People in organizations are experts on things that don‘t work outright. They talk about those impediments all the time. You don‘t need external staff to collect those impediments. Since people always strive for acknowledgment and positive reinforcement managers can focus their attention on those who collaboratively remove impediments already. This can lead to a chimney effect in which more and more people show interest in impediment removal. If you then allow people to perform meaningful changes within ‚their own process‘ they receive the autonomy to continually change its own working environment without heavy frictions.
Since some impediments cannot be removed within a process but ‚above‘, the management may collect those impediments carefully. It is not necessary to immediately remove every impediment mentioned, however, re-occurring impediments are worth considering with full management-attention. As long as relevant impediments are removed by the management you don‘t have to worry that the people don‘t identify new room for improvement.

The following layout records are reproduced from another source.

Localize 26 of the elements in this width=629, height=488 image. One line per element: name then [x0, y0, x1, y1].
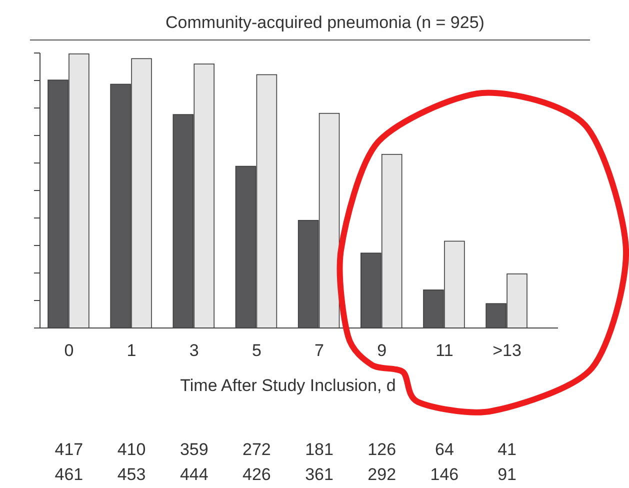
x-tick-label: 9	[377, 341, 387, 360]
data-label: 181	[305, 440, 334, 459]
data-label: 41	[498, 440, 516, 459]
data-label: 426	[242, 465, 271, 484]
x-tick-label: 1	[126, 341, 136, 360]
x-axis-title: Time After Study Inclusion, d	[180, 376, 396, 395]
data-label: 444	[180, 465, 208, 484]
data-label: 64	[434, 440, 454, 459]
data-label: 461	[54, 465, 84, 484]
x-tick-label: 3	[189, 341, 199, 360]
x-tick-label: 5	[252, 341, 262, 360]
data-label: 359	[180, 440, 208, 459]
x-tick-label: 0	[64, 341, 74, 360]
data-label: 361	[305, 465, 334, 484]
x-tick-label: 7	[314, 341, 324, 360]
data-label: 453	[117, 465, 146, 484]
x-tick-label: >13	[492, 341, 522, 360]
data-label: 292	[368, 465, 396, 484]
data-label: 91	[498, 465, 516, 484]
data-label: 410	[117, 440, 146, 459]
data-label: 272	[242, 440, 271, 459]
data-label: 417	[54, 440, 84, 459]
data-label: 126	[368, 440, 396, 459]
x-tick-label: 11	[436, 341, 454, 360]
chart-title: Community-acquired pneumonia (n = 925)	[166, 13, 484, 32]
data-label: 146	[430, 465, 459, 484]
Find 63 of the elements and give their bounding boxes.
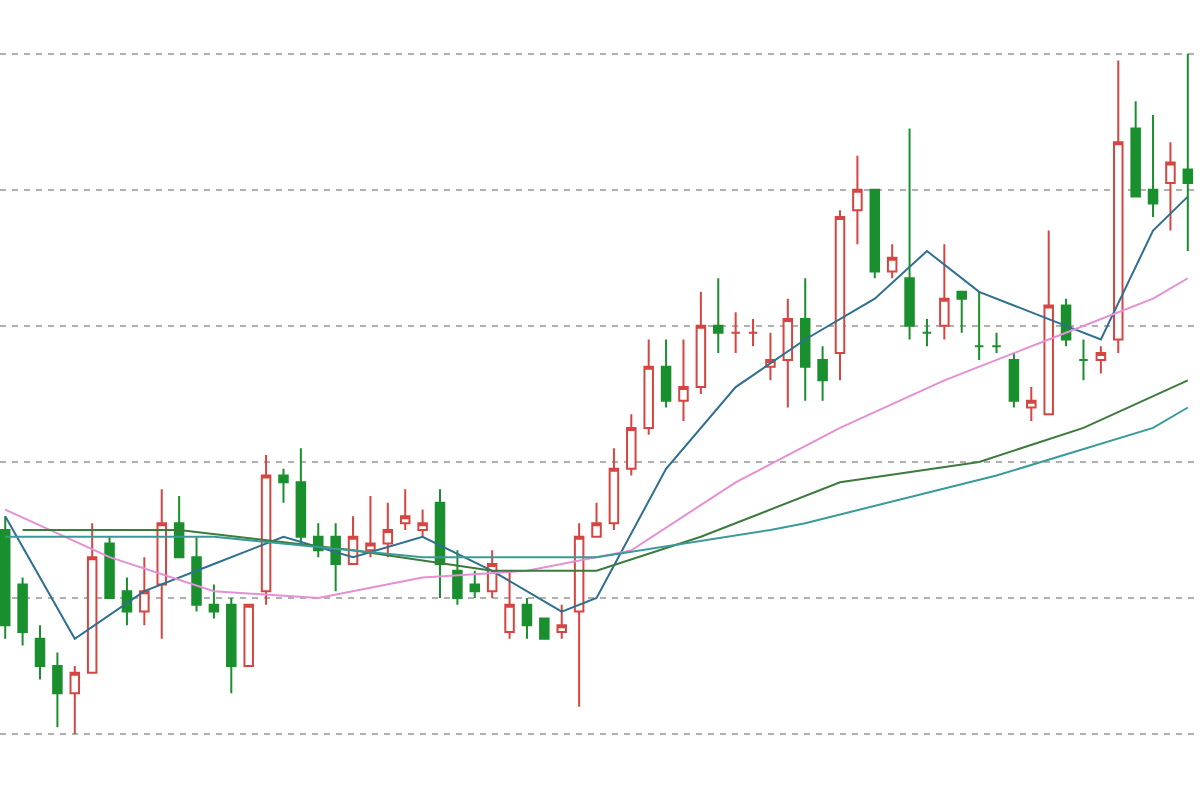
candlestick — [1113, 59, 1124, 355]
candlestick — [1078, 338, 1089, 382]
candlestick — [17, 576, 28, 647]
candlestick — [469, 569, 481, 599]
candlestick — [904, 127, 915, 341]
candlestick — [1130, 100, 1141, 198]
candlestick — [1026, 386, 1037, 423]
candlestick — [626, 413, 637, 477]
candlestick — [1095, 345, 1107, 375]
candlestick — [1147, 113, 1159, 219]
candlestick — [730, 311, 741, 355]
candlestick — [295, 447, 307, 545]
candlestick — [365, 494, 376, 559]
candlestick — [104, 535, 115, 599]
candlestick — [1182, 52, 1194, 253]
candlestick — [226, 596, 237, 695]
candlestick — [504, 569, 515, 640]
candlestick — [591, 501, 602, 538]
candlestick — [713, 277, 724, 355]
candlestick — [399, 488, 411, 531]
candlestick — [799, 277, 811, 402]
candlestick — [34, 624, 46, 681]
candlestick — [695, 290, 707, 395]
candlestick — [139, 556, 150, 627]
candlestick — [69, 665, 81, 736]
candlestick — [956, 290, 967, 334]
candlestick — [573, 522, 585, 708]
candlestick — [869, 188, 881, 280]
candlestick — [417, 508, 428, 538]
candlestick — [260, 454, 272, 606]
candlestick — [173, 494, 185, 559]
candlestick — [834, 209, 846, 382]
candlestick — [156, 488, 167, 640]
candlestick — [660, 338, 672, 409]
candlestick — [1043, 229, 1054, 416]
candlestick — [852, 154, 863, 246]
candlestick — [921, 318, 933, 348]
candlestick — [678, 338, 689, 423]
candlestick — [782, 297, 794, 409]
candlestick — [539, 617, 550, 640]
candlestick — [521, 596, 533, 640]
candlestick — [191, 535, 202, 613]
candlestick — [643, 338, 654, 436]
candlestick — [747, 318, 759, 348]
candlestick — [1008, 352, 1020, 409]
candlestick — [278, 467, 289, 504]
candlestick — [973, 290, 985, 361]
candlestick — [608, 447, 620, 531]
candlestick — [382, 501, 394, 559]
candlestick — [556, 603, 567, 640]
candlestick — [452, 549, 463, 606]
candlestick — [434, 488, 446, 599]
candlestick — [52, 651, 63, 729]
candlestick — [121, 576, 133, 627]
candlestick — [208, 583, 220, 620]
candlestick — [886, 243, 898, 280]
candlestick — [0, 515, 11, 640]
candlestick — [991, 331, 1002, 355]
candlestick — [817, 345, 828, 402]
candlestick — [1165, 141, 1176, 232]
candlestick — [243, 603, 254, 668]
candlestick — [939, 243, 950, 341]
candlestick — [86, 522, 98, 674]
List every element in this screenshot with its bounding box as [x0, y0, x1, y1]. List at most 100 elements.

Sometimes people in organizations recognize that they have a problem which they cannot solve with existing knowledge — for example, they recognize that they need a radically increased level of automation in invoice recognition or software integration testing. This is fine. This knowledge gap again can be closed by using the hyper-specialized consultants (type one) and, if the capacity for implementation is not available within that organization, you may ask a realization consultancy (type two) for help. Just make sure that the investment in those consulting companies results in positive future bottom-line results and that the knowledge used in the consulting projects remains vibrant in your organization after the consultants left.
Honestly, I have no idea what amount of money could be saved if organizations would abandon process optimization consultancies. I guess it is a lot. I highly recommend to critically inspect your organizations‘ consulting contracts. Avoid that consultancies take away your wristwatch to tell you what time it is.